À dater du 15 juin 2017, les frais d’itinérance facturés aux usagers de téléphones mobiles lorsqu’ils se trouvent à l’intérieur de l’Union, mais pas dans leur pays d’origine, seront enfin supprimés. Le téléphone mobile a révolutionné notre vie: la disparition de ces frais sera donc un grand progrès pour les consommateurs. L’Union européenne doit poursuivre dans cette voie qui consiste à procurer des avantages tangibles à ses citoyens.

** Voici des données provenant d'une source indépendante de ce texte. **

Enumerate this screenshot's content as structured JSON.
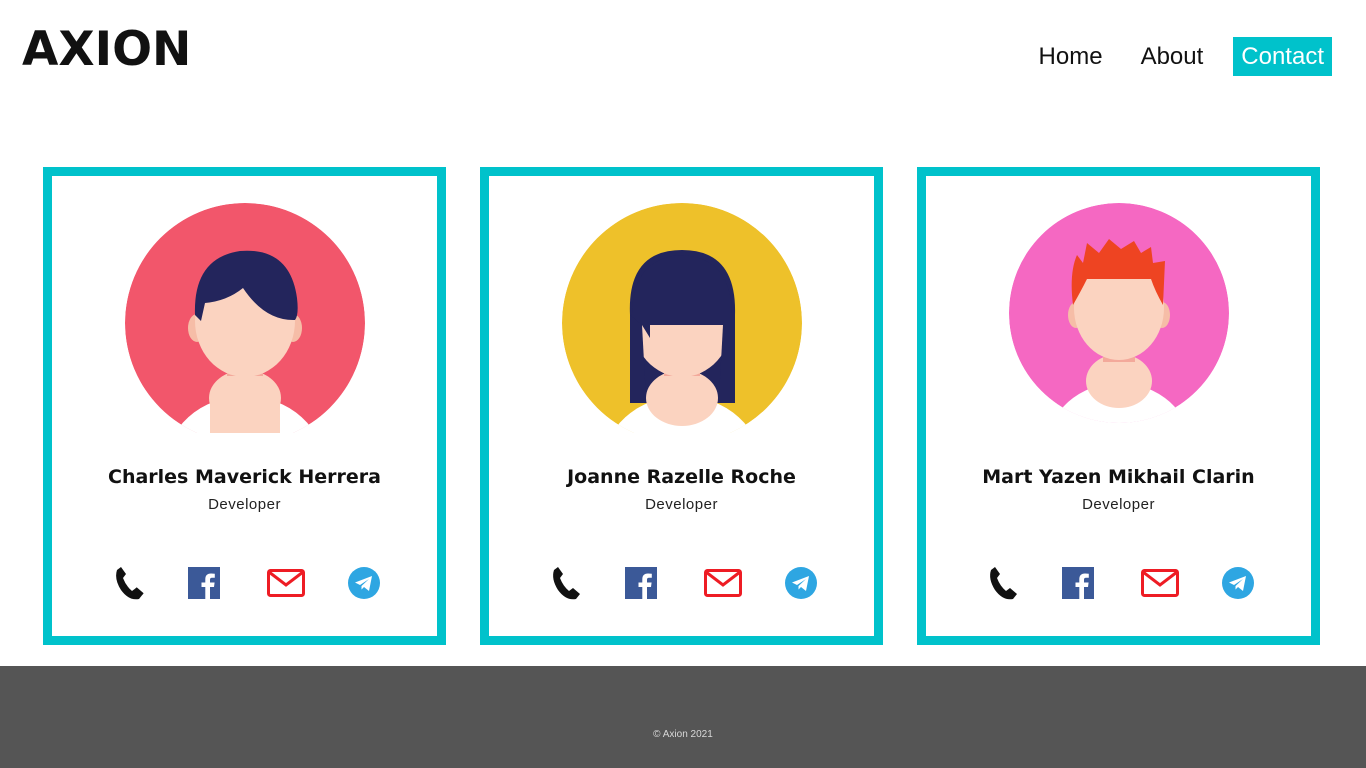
{
  "header": {
    "logo": "AXION",
    "nav": [
      {
        "label": "Home",
        "active": false
      },
      {
        "label": "About",
        "active": false
      },
      {
        "label": "Contact",
        "active": true
      }
    ]
  },
  "team": [
    {
      "name": "Charles Maverick Herrera",
      "role": "Developer",
      "avatar_bg": "#f2566b",
      "hair_color": "#23255c",
      "avatar": "short-hair-man"
    },
    {
      "name": "Joanne Razelle Roche",
      "role": "Developer",
      "avatar_bg": "#eec12a",
      "hair_color": "#23255c",
      "avatar": "long-hair-woman"
    },
    {
      "name": "Mart Yazen Mikhail Clarin",
      "role": "Developer",
      "avatar_bg": "#f568c2",
      "hair_color": "#ee4422",
      "avatar": "spiky-hair-man"
    }
  ],
  "social_icons": [
    "phone-icon",
    "facebook-icon",
    "email-icon",
    "telegram-icon"
  ],
  "footer": {
    "copyright": "© Axion 2021"
  },
  "colors": {
    "accent": "#00c2cb",
    "footer_bg": "#555555",
    "skin": "#fbd3c0",
    "facebook": "#3b5998",
    "mail": "#ee1c24",
    "telegram": "#2ea6e2"
  }
}
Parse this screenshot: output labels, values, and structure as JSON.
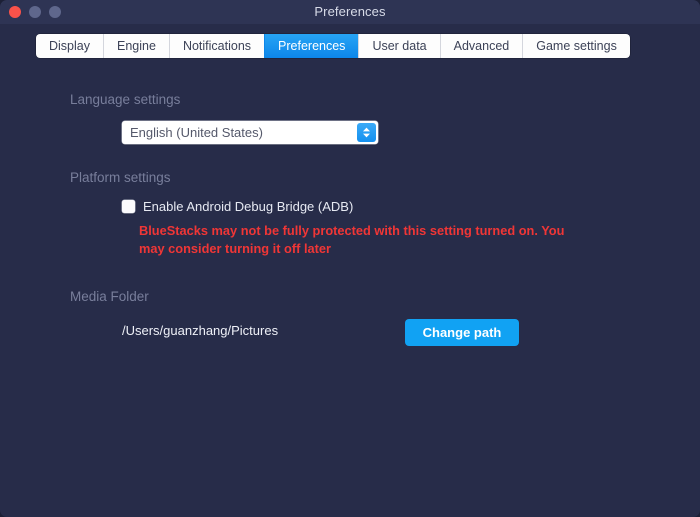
{
  "window": {
    "title": "Preferences",
    "traffic_lights": [
      {
        "name": "close",
        "color": "#f9524a"
      },
      {
        "name": "minimize",
        "color": "#5f678c"
      },
      {
        "name": "zoom",
        "color": "#5f678c"
      }
    ],
    "background": "#272c49",
    "titlebar_background": "#2e3454"
  },
  "tabs": [
    {
      "label": "Display",
      "selected": false
    },
    {
      "label": "Engine",
      "selected": false
    },
    {
      "label": "Notifications",
      "selected": false
    },
    {
      "label": "Preferences",
      "selected": true
    },
    {
      "label": "User data",
      "selected": false
    },
    {
      "label": "Advanced",
      "selected": false
    },
    {
      "label": "Game settings",
      "selected": false
    }
  ],
  "accent_color": "#11a2f3",
  "warning_color": "#f03636",
  "sections": {
    "language": {
      "label": "Language settings",
      "select": {
        "value": "English (United States)",
        "stepper_icon": "chevron-up-down-icon"
      }
    },
    "platform": {
      "label": "Platform settings",
      "checkbox": {
        "label": "Enable Android Debug Bridge (ADB)",
        "checked": false
      },
      "warning": "BlueStacks may not be fully protected with this setting turned on. You may consider turning it off later"
    },
    "media": {
      "label": "Media Folder",
      "path": "/Users/guanzhang/Pictures",
      "button_label": "Change path"
    }
  }
}
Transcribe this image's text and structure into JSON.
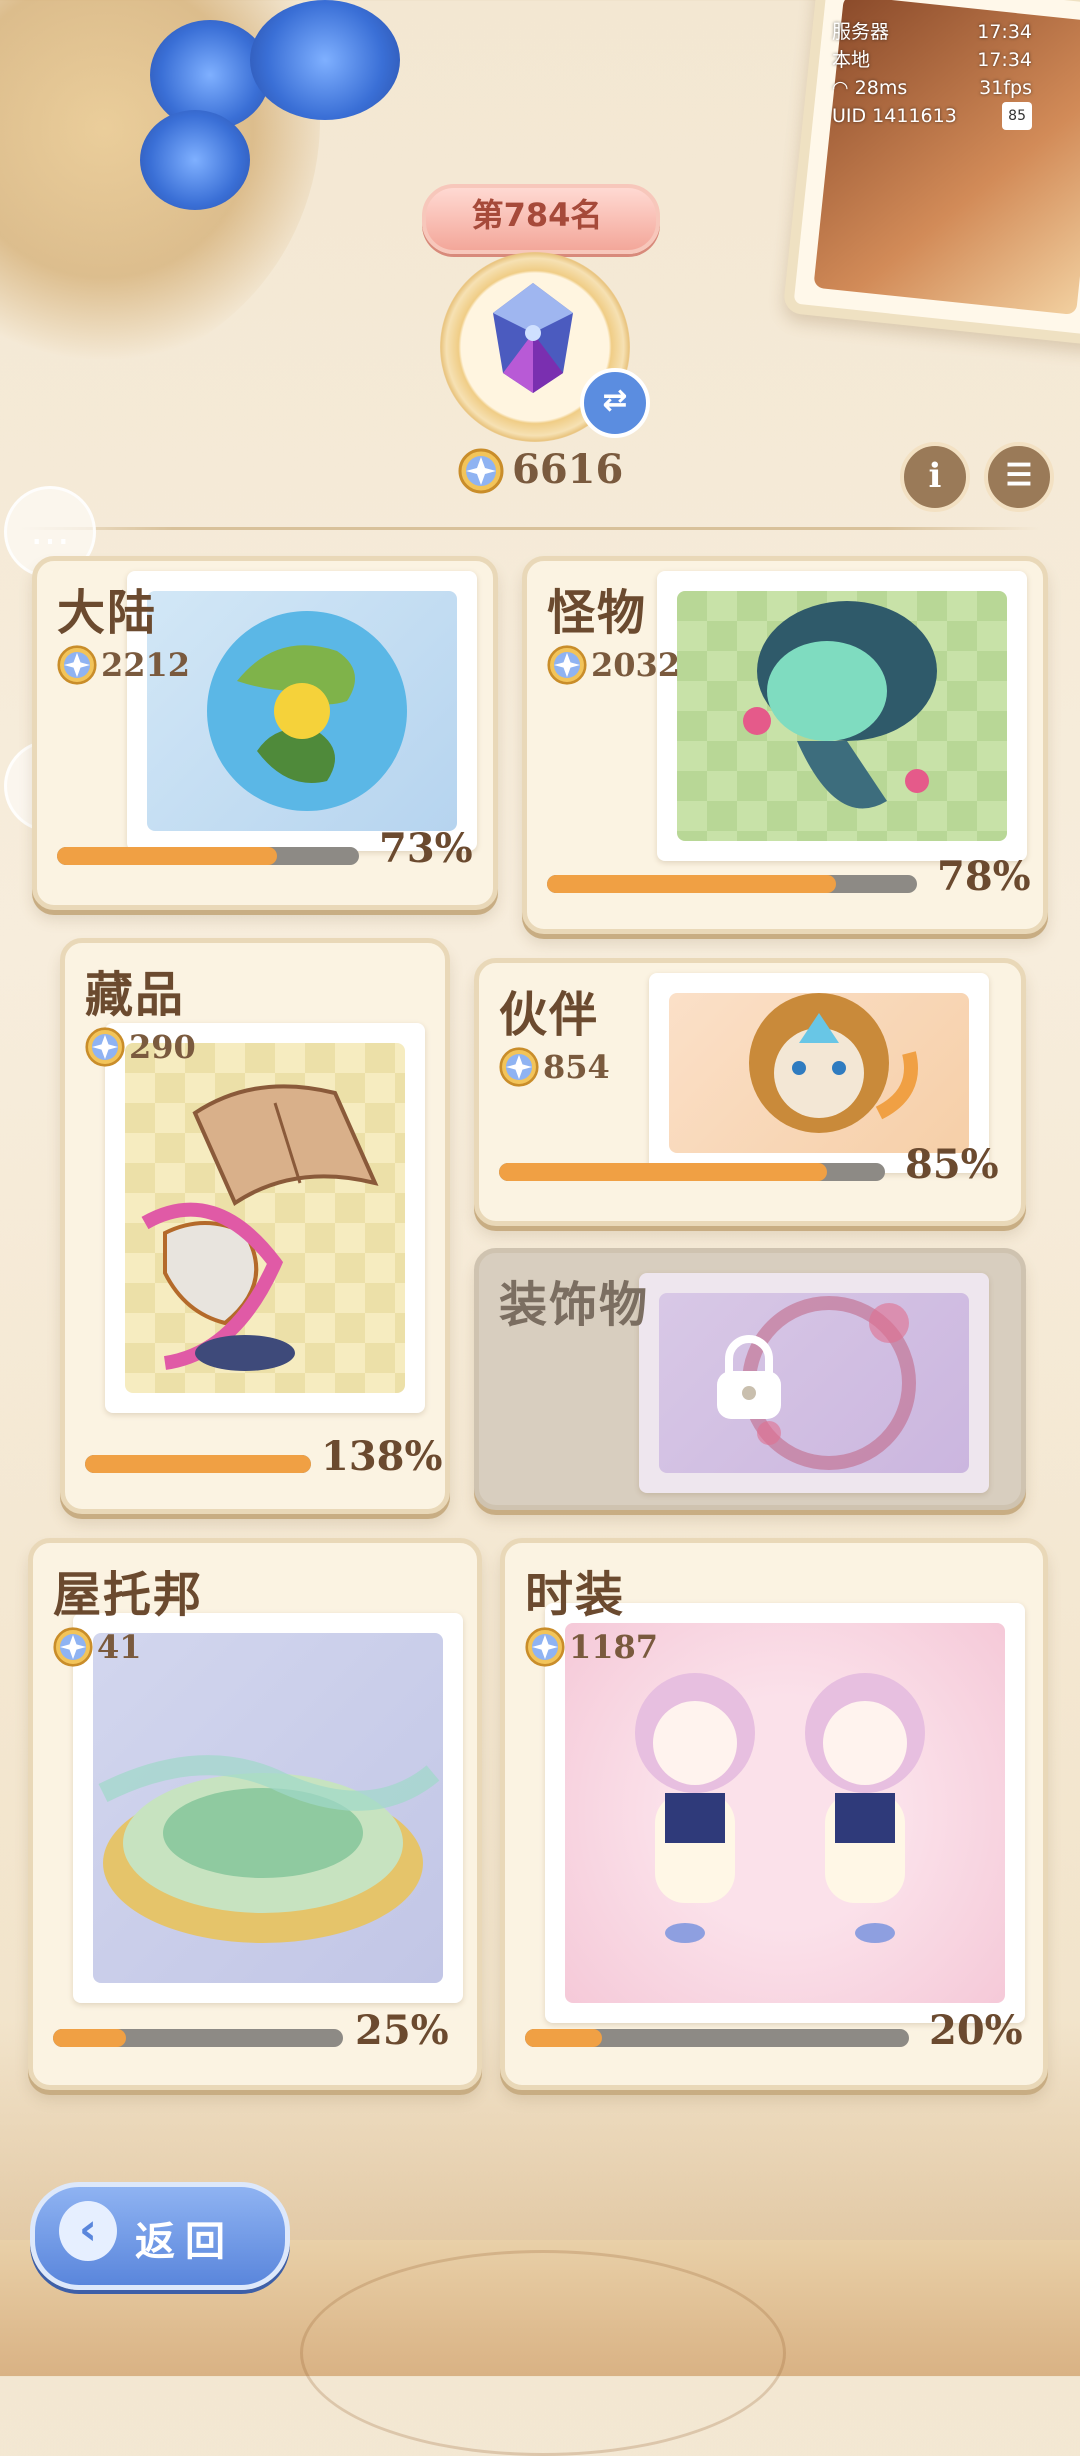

Cependant, le règlement adopté le 27 octobre 2015 s’applique uniquement aux tarifs d’itinérance et son champ d’application est limité aux appels et aux SMS envoyés depuis un État membre différent de celui où l’usager a souscrit son abonnement. Ce texte ne s’applique donc pas aux appels et aux SMS envoyés depuis l’État membre où l’usager a souscrit son abonnement vers un autre État membre. Or, ces frais sont prohibitifs pour les consommateurs: ils peuvent atteindre, dans de nombreux cas, 1 euro par minute pour les appels et 50 centimes par SMS. Il s’ensuit que des appels que passe un abonné lorsqu’il se trouve à l’étranger peuvent coûter moins cher que ceux qu’il passe depuis son pays de résidence. Cette situation est inacceptable. Cette pratique est anachronique dans un XXIe siècle où le monde numérique ne connaît pas de frontières.

Dans sa proposition du 11 septembre 2013 relative au marché unique des télécommunications, la Commission avait envisagé de corriger cette situation et de plafonner les frais appliqués aux appels et aux SMS envoyés depuis le pays d’abonnement vers d’autres États membres. Cette mesure n’a toutefois pas été retenue dans le compromis obtenu à l’issue des trilogues. C’est pourquoi, dans le cadre de l’effort général visant à créer un véritable marché unique numérique européen, qui est une des priorités de premier plan du Parlement et de la Commission, nous posons la question suivante:

la Commission entend-elle déposer une proposition législative destinée à réglementer les tarifs appliqués aux appels et aux SMS envoyés à l’intérieur de l’Union au moyen d’un téléphone mobile?

Le Parlement invite la Commission à limiter clairement ces frais dans la proposition qu’elle déposera concernant la révision du cadre réglementaire des télécommunications.